A perspectiva de que o número de anos de espera diminua é realçada no documento agora divulgado, ao indicar que “Portugal está a implementar a reforma iniciada em 2015 para estabelecer o ensino pré-escolar universal”. “Espera-se que o possa oferecer a partir dos três anos em 2020”, escreve-se no documento. Na Europa, apenas a Alemanha, a Dinamarca, a Estónia, a Eslovénia, a Finlândia, a Suécia e a Noruega não têm qualquer tempo de espera entre o fim da licença de maternidade e o acesso da criança a espaços de cuidados e educação infantil.

31 milhões de crianças

Em Janeiro de 2017 existiam na União Europeia cerca de 31 milhões de crianças com menos de seis anos. Cinco milhões delas, com menos de três anos, têm acesso a creches ou espaços similares.

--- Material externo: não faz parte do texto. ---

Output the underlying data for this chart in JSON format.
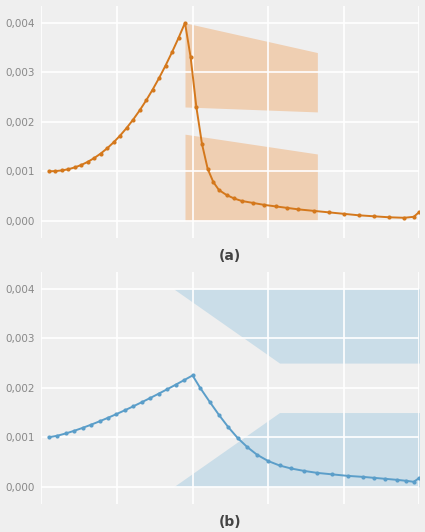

Nesta faixa etária, contudo, “a maior parte das famílias tem de pagar” para deixar as crianças numa creche ou espaço similar. E Portugal está entre os países em que o peso da oferta privada é bastante elevado. Segundo o relatório, este sector “constitui uma proporção significativa” das vagas disponíveis para menores até aos três anos, com o relatório a dizer que ele recebe 17,5% das crianças portuguesas desta faixa etária. No extremo oposto, um quarto dos países da União Europeia não tem espaços privados para este nível.

Em Portugal, tal em como muitos outros países europeus, o balanço entre a procura e a oferta mostra que há um desequilíbrio, com a primeira a exceder a segunda. Ainda assim, um dos objectivos da União Europeia estabelecido para 2020 já foi alcançado: o de garantir que 95% das crianças com quatro anos ou mais estavam no pré-escolar. Portugal anda muito próximo dessa média, ao ter 94,2% das crianças nessa faixa etária a frequentar o pré-escolar. Os menos bem-sucedidos nesta matéria são a Eslováquia, a Grécia e a Croácia, com uma frequência entre os 78% e os 82%.

Cá, o valor baixa um pouco (90,9%) quando se contabilizam as crianças com três anos. Por outro lado, dados de 2017 indicam que 47,5% das crianças com menos de três anos de Portugal continental estavam em creches, um valor que ultrapassa a média da União Europeia, que não vai além dos 34,2%.

O relatório mostra também que o peso das amas no cuidado prestado às crianças é ainda muito residual a nível nacional, não acolhendo estas profissionais mais do que 1,5% das crianças com um e dois anos. O valor baixa para 0,8% nos bebés até um ano e para 0,1% nas crianças com três anos. A Eurydice salienta que “não há quaisquer linhas de orientação educacionais” para os cuidados prestados pelas amas, o mesmo se aplicando às crianças que se encontram nas creches – embora, neste último caso, elas “estejam a ser preparadas”, refere-se.

Só com a entrada nos jardins-de-infância é que essas linhas são definidas e, depois da revisão de 2016, elas “enfatizam a necessidade de abordagens pedagógicas comuns” às que serão aplicadas no ensino básico.